Overall clean-up is easy with this design, but watch for spills to run right off that distinct edge. And, resting one's elbows on the bevel could quickly become uncomfortable.

Bullnose Edge

Taking the easing technique to the max results in the bold style known as bullnose. Considered timeless, this edge always seems to feel appropriate. The bullnose has both a convex rounded top and bottom creating a soft, inviting look. Like the straight edge, it compliments the massive appeal of both stone and simulated stone. Because it is totally rounded, the bullnose is perhaps the safest edge available. Cleanups are easy with no grooves to harbor dirt. Spills are a little less likely to reach the floor as fluids tend to adhere to the curved surface. And when it comes to comfort, its a hands-down victory for the bullnose since there are no ridges to irritate elbows.
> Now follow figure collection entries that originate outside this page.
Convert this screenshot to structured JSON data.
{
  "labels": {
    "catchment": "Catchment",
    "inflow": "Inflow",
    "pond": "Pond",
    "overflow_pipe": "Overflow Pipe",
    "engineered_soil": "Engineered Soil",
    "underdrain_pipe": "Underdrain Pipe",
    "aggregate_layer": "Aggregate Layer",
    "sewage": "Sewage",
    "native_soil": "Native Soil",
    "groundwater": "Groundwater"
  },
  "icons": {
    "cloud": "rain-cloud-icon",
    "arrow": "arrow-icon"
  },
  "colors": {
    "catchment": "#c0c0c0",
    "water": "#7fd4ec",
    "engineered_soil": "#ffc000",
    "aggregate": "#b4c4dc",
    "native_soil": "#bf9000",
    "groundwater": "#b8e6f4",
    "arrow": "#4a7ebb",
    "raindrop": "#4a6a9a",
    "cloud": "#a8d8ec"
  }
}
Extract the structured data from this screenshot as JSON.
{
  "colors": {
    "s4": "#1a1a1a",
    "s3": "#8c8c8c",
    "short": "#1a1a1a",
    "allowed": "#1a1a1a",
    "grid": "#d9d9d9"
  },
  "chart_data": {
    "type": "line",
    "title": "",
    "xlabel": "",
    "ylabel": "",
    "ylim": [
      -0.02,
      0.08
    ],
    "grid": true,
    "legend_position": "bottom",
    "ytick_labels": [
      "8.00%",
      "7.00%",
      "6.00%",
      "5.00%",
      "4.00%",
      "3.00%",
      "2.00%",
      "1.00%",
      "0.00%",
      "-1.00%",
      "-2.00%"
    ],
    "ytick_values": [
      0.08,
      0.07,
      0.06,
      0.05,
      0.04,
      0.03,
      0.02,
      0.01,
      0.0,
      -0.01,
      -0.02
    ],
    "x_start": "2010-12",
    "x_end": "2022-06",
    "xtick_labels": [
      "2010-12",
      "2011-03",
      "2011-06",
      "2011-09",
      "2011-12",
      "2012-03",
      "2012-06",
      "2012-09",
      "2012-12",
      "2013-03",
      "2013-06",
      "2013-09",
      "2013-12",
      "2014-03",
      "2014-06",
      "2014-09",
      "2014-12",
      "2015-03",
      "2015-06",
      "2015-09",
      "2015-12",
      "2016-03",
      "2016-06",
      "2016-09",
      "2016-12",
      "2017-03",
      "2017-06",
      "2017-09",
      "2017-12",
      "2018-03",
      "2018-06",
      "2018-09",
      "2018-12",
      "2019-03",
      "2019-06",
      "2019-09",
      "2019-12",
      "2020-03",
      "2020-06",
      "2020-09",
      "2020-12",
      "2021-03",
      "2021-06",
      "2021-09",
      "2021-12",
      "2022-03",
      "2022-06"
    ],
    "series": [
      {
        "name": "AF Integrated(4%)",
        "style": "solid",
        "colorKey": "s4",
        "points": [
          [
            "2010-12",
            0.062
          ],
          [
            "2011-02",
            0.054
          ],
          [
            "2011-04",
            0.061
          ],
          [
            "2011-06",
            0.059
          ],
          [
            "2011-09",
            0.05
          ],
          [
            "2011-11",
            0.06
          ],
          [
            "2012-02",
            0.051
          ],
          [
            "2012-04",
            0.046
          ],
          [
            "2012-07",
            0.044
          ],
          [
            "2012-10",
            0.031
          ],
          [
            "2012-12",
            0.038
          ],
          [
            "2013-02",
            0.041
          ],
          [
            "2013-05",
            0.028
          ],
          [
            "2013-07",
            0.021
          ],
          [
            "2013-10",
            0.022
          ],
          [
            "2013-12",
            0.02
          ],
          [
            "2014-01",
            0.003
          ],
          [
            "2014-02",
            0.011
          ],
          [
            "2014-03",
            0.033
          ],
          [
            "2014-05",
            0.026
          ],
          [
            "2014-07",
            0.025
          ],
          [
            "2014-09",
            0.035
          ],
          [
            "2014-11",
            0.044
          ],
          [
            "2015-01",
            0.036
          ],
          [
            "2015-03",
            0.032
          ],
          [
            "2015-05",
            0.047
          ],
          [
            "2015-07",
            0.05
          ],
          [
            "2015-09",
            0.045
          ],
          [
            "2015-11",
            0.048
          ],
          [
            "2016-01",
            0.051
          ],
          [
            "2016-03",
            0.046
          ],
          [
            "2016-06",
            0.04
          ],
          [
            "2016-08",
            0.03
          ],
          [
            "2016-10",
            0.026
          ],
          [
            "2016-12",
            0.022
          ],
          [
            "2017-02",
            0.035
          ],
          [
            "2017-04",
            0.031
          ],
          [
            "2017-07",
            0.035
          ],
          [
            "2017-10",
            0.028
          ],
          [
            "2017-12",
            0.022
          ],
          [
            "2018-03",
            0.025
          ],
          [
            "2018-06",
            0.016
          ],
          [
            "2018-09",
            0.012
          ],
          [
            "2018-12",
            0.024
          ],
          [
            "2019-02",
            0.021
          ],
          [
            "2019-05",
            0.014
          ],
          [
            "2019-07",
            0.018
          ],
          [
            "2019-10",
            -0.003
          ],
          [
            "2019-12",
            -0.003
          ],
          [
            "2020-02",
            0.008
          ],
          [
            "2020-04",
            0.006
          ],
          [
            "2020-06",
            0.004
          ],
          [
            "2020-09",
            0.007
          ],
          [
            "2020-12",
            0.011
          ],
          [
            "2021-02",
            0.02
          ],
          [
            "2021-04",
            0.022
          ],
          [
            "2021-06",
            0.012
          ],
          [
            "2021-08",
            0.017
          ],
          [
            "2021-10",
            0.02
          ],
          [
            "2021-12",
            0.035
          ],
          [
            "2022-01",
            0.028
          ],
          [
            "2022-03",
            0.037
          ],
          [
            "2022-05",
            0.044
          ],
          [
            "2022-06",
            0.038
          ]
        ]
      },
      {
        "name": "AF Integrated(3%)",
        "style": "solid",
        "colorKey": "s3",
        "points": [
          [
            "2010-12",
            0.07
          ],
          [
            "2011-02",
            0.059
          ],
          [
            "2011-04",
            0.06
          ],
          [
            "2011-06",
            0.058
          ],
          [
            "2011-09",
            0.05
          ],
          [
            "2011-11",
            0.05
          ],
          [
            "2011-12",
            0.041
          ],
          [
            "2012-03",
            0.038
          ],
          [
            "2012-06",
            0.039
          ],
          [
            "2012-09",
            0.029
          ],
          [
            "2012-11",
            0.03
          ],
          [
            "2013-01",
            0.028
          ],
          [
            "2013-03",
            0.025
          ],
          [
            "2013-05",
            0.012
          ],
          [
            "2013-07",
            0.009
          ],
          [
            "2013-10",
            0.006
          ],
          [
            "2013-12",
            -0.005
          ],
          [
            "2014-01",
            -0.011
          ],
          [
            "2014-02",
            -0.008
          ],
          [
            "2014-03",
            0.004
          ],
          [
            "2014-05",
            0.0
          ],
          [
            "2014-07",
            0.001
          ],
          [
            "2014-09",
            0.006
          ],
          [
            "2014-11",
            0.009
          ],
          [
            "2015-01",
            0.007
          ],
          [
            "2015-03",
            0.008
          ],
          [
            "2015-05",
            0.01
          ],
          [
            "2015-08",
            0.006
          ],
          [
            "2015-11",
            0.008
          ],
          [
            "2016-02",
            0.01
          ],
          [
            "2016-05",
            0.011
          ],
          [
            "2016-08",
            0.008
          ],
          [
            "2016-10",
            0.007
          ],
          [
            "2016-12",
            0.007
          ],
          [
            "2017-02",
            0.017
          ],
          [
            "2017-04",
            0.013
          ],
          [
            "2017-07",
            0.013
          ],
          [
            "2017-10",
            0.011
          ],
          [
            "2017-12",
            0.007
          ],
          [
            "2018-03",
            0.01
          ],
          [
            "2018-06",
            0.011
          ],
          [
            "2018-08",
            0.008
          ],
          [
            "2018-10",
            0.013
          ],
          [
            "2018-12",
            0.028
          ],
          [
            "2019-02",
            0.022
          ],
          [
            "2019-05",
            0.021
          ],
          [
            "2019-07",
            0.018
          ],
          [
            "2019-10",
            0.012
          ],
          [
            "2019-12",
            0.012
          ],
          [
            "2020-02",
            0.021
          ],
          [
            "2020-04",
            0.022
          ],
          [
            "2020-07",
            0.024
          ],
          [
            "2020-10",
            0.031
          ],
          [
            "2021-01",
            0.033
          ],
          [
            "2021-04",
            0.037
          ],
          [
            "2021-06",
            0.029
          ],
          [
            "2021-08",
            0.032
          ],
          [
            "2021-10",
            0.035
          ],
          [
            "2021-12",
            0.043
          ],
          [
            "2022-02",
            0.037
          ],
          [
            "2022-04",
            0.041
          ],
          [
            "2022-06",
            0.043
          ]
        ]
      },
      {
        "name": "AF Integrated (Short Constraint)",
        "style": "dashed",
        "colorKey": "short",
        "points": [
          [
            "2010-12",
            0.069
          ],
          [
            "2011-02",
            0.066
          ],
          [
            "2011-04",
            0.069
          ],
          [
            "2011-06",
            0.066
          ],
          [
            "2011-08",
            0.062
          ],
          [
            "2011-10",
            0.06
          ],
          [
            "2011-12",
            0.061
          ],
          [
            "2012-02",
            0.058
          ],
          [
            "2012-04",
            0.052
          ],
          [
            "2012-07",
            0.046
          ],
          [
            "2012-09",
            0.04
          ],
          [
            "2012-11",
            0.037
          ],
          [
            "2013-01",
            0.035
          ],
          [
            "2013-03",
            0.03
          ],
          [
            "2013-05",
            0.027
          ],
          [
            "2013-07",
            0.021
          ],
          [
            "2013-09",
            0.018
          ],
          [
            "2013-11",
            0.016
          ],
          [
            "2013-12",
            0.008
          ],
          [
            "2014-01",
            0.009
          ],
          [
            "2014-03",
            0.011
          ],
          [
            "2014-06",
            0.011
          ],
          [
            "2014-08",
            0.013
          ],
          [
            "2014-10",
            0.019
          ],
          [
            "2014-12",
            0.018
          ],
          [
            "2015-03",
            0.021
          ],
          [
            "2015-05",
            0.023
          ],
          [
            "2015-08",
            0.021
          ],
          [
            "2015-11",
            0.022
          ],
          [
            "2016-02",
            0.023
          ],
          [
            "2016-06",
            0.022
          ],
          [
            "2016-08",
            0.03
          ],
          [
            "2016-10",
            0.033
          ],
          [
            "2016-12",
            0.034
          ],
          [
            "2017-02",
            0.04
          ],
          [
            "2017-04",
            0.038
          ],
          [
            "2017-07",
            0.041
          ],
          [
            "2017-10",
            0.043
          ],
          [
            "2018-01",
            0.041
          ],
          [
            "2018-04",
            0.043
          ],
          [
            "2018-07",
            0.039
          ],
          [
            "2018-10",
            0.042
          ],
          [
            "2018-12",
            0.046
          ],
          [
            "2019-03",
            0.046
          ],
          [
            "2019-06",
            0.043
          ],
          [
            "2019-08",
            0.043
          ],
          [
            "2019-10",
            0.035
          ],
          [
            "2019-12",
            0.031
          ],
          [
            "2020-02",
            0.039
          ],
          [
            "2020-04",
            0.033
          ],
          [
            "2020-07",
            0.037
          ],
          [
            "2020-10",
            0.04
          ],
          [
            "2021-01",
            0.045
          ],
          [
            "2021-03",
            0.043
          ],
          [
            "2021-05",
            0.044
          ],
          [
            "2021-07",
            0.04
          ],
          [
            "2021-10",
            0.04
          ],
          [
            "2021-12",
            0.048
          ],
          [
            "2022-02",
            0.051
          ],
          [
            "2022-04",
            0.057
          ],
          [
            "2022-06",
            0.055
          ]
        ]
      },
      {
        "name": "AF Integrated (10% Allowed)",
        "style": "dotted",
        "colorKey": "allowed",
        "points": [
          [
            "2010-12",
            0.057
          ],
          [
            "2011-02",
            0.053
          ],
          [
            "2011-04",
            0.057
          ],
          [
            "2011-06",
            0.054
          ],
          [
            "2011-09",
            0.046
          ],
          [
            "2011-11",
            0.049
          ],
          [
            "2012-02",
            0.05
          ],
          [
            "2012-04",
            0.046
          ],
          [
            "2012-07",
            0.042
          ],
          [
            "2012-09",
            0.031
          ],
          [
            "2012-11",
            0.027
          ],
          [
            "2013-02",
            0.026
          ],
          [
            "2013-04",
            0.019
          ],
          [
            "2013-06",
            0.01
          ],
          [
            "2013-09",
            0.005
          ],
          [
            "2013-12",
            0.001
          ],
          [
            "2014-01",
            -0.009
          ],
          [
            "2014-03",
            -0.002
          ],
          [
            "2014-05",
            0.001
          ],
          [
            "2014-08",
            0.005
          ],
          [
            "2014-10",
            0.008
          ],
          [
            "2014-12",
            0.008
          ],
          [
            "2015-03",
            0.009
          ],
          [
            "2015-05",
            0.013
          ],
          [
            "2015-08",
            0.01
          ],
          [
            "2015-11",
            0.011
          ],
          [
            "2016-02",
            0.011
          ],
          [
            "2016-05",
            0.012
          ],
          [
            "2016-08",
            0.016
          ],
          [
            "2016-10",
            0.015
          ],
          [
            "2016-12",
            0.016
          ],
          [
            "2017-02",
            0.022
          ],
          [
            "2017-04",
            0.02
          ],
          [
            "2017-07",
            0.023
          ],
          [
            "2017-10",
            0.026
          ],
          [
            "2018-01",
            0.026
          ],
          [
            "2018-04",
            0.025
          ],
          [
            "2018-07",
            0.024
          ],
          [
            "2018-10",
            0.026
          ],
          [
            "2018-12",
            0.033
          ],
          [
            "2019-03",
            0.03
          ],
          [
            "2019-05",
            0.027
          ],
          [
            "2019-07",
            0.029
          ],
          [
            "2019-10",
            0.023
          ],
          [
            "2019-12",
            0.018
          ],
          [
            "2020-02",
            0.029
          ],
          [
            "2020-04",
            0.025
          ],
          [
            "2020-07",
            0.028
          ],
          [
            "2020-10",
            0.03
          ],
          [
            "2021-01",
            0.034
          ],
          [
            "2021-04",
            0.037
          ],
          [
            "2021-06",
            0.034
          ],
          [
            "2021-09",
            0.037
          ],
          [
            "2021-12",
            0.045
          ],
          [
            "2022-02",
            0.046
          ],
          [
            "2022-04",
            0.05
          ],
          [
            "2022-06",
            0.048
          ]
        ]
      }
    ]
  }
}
Any style of edge that curves downward like the bullnose is often referred to as a Waterfall Edge. The laminate or cut stone curves down from the top edge and falls toward the floor. This method of easing can take on endless forms from the full, to half, to double bullnose and more.

Ogee Edge

When the traditional look is what you're after, you might want to consider the ogee cut. It is made by combining two arc grooves in opposite directions to create a subtle "s" profile. This is considered the edge to use when a touch of elegance is desired. It too can take on many transformations by adding deeper or additional grooves in either direction. The multiple ridges mean it takes a little more effort to keep clean, and although the lines are often softened, it may still get uncomfortable for arms to rest on them for any period of time.

Other Edges

Marine - This edge is just what you think it is. A lip is raised along the perimeter of the counter much like is found on ship counters. The marine edge can be very attractive and is extremely practical, making it almost impossible for spills to hit the floor.

DuPont - A spin-off of sorts from the ogee style. Instead of beginning with an arc at the top edge, the DuPont starts with a straight vertical cut before meeting a bullnose styled bottom. Like the ogee it adds an air of elegance to a room.

Cove - A single concave arc, the opposite of a bullnose arc, is followed by a sharp vertical cut to the bottom in the cove edge. A simple, tasteful design.

Chisel - For stone countertops this is the rustic look. The stone appears as if it were just chiseled from its natural surroundings, maintaining its rough-hewn edge. A very appealing tactile effect.

Conclusion

By mixing and matching curves and hard angles almost any edge can be created for your kitchen countertop. If you stick with available stock cuts, you will save money. If you want to be creative, and cost is not a concern, consider a custom approach to make your kitchen countertop distinctive. Its the little things that can add zest to life; and in your kitchen that spark just might come from your choice of a countertop edge style.